First up is a collection of just over 200 rhythmic loops. These are grouped into categories of between seven
and 22 loops based upon their original tempos, with tempos covering a huge range of 45 - 240bpm. Each loop
is available individually and uses the Beat Machine mode, with the full loop mapped to C1 and the sliced-up
version of the same loop then spread across the rest of the keyboard. Second, the same groups of loops are
organised into Multis, each one mapping all the loops from one of the tempo groups to individual keys in Beat
Machine mode. An additional set, referred to as XX Multis, takes this approach further by combining several
Multis so that every key has a Beat Machine loop mapped to it. Rather oddly, these XX Multis do not have
the Sync button engaged, so they play back at the original tempo rather than the project tempo. Although
this is very easy to rectify if required.
These preset combinations provide the user with the best of both worlds - either work with an individual
sliced loop or multiple loops, all of which can be synced to the project tempo as needed. That said, as only
one of these presets can be loaded at once, if you want to work with several beat-sliced loops ina particular
song, this requires several instances of the Intakt plug-in to be loaded. So much of the organisation. What
about the content? Eclectic is probably the best description - all the loops seem to be based around live-kit
playing, but these are far from straight drum loops. There are also plenty of percussion elements added to
introduce some extra spice. In addition, many of the loops have been subjected to some studio processing,
and this varies between just some subtle ambience through to a little lo-fi treatment. Interestingly, this has
all been done at the recording stage, as no use is made of Intakt's own processing possibilities. The recording
quality itself seems to be very good indeed.
However, perhaps the best feature is the playing and, more specifically, the attitude provided by the loops.
This is first class. At lower tempos, there is plenty here that might suit some hip-hop or R&B productions,
provided that they were of the more grungy variety. At mid-tempos, there is material that would work in a
rock or funk context - although you might want to add an ?alt-? To both of these genres, as the playing is
suitably (and very inspiringly) quirky. At higher tempos, there are loops that would work in harder-edged
electroncia or dance styles (think the Chemical Brothers or The Prodigy) with enough going on to make
things sound aggressive and a little extra on tap via Intakt's Lo-fi, Distortion, or Filter processing if required.
All in all, these breakbeats are inspirational and have plenty of character.

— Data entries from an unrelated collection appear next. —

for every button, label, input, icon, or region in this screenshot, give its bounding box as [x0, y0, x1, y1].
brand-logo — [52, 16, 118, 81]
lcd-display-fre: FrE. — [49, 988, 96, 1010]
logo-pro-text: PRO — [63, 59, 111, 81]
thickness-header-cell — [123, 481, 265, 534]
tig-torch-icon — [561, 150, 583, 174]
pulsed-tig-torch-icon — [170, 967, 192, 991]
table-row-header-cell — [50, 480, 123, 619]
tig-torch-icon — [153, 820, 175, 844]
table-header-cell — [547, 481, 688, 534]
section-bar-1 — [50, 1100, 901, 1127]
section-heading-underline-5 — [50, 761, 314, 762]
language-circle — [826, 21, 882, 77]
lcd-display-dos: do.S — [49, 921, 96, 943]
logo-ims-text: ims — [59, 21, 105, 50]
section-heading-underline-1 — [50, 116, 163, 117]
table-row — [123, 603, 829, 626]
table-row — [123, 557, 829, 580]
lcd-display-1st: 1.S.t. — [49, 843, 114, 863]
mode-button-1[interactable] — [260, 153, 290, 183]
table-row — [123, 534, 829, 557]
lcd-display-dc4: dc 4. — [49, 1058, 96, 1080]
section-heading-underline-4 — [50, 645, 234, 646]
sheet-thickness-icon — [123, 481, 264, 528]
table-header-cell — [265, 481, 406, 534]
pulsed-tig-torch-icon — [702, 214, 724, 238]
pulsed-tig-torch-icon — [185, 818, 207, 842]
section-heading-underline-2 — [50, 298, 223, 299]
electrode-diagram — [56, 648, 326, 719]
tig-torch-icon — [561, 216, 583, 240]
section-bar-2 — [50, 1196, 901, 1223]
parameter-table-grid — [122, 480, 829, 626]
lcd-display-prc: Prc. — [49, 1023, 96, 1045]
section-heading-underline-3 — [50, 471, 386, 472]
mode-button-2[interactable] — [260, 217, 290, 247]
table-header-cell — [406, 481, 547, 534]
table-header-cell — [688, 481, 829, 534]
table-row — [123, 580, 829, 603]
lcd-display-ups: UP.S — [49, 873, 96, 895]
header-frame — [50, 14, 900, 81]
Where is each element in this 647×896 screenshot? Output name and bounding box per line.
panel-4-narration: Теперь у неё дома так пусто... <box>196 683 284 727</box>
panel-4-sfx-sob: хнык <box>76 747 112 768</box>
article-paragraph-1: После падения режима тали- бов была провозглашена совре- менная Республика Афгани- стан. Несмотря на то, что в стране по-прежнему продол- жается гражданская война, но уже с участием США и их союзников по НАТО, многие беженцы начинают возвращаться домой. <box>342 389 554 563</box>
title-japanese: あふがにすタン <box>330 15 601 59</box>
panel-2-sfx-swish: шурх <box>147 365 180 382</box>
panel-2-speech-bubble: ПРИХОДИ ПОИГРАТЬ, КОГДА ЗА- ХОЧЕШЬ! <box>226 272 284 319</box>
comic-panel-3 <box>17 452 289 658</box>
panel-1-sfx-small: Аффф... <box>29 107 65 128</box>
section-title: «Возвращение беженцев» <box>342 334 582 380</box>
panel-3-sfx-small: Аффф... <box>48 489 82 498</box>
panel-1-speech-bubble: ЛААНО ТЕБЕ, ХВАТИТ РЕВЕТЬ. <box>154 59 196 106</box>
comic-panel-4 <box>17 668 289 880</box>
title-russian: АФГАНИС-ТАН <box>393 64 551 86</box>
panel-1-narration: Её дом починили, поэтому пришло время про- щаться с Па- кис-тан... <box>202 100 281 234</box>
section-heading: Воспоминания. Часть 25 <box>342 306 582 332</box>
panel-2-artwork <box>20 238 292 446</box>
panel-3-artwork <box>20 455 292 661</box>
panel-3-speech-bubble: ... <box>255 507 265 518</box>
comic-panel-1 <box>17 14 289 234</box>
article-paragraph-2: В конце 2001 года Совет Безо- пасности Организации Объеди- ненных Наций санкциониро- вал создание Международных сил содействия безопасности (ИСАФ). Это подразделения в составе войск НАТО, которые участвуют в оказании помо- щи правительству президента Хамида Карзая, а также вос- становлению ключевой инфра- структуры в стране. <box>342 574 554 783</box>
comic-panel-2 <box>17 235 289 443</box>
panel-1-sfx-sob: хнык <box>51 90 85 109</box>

While I've no reservations about the quality of what is offered by The Operating Table, some might suggest
that quantity (400MB) of material is a tad on the skimpy side. As a comparison, a good number of the other
Intakt/Kompakt libraries I've looked at, including some of those reviewed back in the SOS February 2005
issue, weigh in at over a gigabyte of sample content. Obviously, size is not always important, but if I could
give The Operating Table two ratings then it would be five for the quality of the content but perhaps three
for the quantity - there was some great material, but I was left wanting more. Four stars it is then. Overall,
however, if you like your breakbeats to have attitude, then these loops are certainly worth a spin."